Human reference protein database

In comparing the two sets of databases to the list of genes and transcripts within each hereditary hearing loss locus obtained using GeneRetriever®, we were able to compile a list of possible candidate genes for the various loci. To further narrow-down and refine this list, we obtained a list of all known interacting genes for each of the known and candidate genes using the Human Reference Protein Database (HRPD)[15]. The interacting proteins for all the genes within the mapped loci were obtained regardless of whether the gene is present in the two data sets of inner-ear expressed transcripts.
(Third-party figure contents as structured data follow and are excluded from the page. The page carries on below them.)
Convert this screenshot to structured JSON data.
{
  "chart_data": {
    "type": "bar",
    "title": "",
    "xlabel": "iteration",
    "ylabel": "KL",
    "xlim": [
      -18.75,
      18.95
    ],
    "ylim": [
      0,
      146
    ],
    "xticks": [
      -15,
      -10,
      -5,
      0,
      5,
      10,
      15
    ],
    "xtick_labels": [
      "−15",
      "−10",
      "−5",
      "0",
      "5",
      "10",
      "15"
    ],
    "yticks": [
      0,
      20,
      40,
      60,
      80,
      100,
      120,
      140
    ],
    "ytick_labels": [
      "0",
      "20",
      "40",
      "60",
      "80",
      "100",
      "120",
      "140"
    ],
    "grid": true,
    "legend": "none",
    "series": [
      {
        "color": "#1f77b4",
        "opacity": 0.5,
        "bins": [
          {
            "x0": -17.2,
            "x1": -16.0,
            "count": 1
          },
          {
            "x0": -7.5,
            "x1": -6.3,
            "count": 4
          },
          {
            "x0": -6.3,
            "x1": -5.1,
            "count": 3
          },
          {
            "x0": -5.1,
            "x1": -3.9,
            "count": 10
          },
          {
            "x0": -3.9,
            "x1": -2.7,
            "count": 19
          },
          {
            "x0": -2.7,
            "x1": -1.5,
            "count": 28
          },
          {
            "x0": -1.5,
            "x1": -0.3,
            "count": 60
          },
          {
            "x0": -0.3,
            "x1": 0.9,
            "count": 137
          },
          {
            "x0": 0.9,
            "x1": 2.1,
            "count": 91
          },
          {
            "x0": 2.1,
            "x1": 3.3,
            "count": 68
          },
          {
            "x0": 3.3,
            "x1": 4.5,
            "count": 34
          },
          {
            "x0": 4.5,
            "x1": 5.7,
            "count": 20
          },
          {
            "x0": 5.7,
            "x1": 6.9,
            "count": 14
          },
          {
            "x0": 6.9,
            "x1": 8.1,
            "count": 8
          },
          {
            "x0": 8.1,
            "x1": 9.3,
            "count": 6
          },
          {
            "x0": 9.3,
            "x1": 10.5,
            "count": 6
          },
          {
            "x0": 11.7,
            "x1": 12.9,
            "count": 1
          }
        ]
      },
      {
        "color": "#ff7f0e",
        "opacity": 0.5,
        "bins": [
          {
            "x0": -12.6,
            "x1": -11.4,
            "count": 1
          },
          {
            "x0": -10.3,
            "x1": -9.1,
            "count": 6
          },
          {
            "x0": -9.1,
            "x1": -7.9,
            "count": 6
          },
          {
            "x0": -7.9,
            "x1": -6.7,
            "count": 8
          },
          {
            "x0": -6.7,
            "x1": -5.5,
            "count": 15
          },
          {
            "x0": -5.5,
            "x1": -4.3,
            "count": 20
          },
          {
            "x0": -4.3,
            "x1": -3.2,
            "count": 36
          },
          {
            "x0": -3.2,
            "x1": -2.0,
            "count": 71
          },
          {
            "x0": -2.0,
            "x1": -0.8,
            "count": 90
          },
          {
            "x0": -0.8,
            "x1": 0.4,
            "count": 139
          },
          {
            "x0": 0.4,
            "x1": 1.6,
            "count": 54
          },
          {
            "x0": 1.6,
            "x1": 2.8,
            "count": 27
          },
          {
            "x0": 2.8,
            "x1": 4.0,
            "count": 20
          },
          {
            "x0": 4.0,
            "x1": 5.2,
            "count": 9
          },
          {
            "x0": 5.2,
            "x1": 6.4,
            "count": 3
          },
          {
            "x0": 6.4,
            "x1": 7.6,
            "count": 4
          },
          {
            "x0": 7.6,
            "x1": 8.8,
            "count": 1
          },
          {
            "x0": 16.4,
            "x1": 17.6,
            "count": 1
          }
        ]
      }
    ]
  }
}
In our first attempt of mining the data, if a gene is not present in the data set but its interacting proteins are expressed or present in the cochlea or identified in the table of gene expression in the developing ear, then this gene is considered a candidate. In our second attempt, we removed the ear-expression filter requirement. Therefore, any interacting and repeating protein was given consideration. Identifying candidate interacting genes that repeat in many loci supported their candidacy, resulting in a more comprehensive candidate list.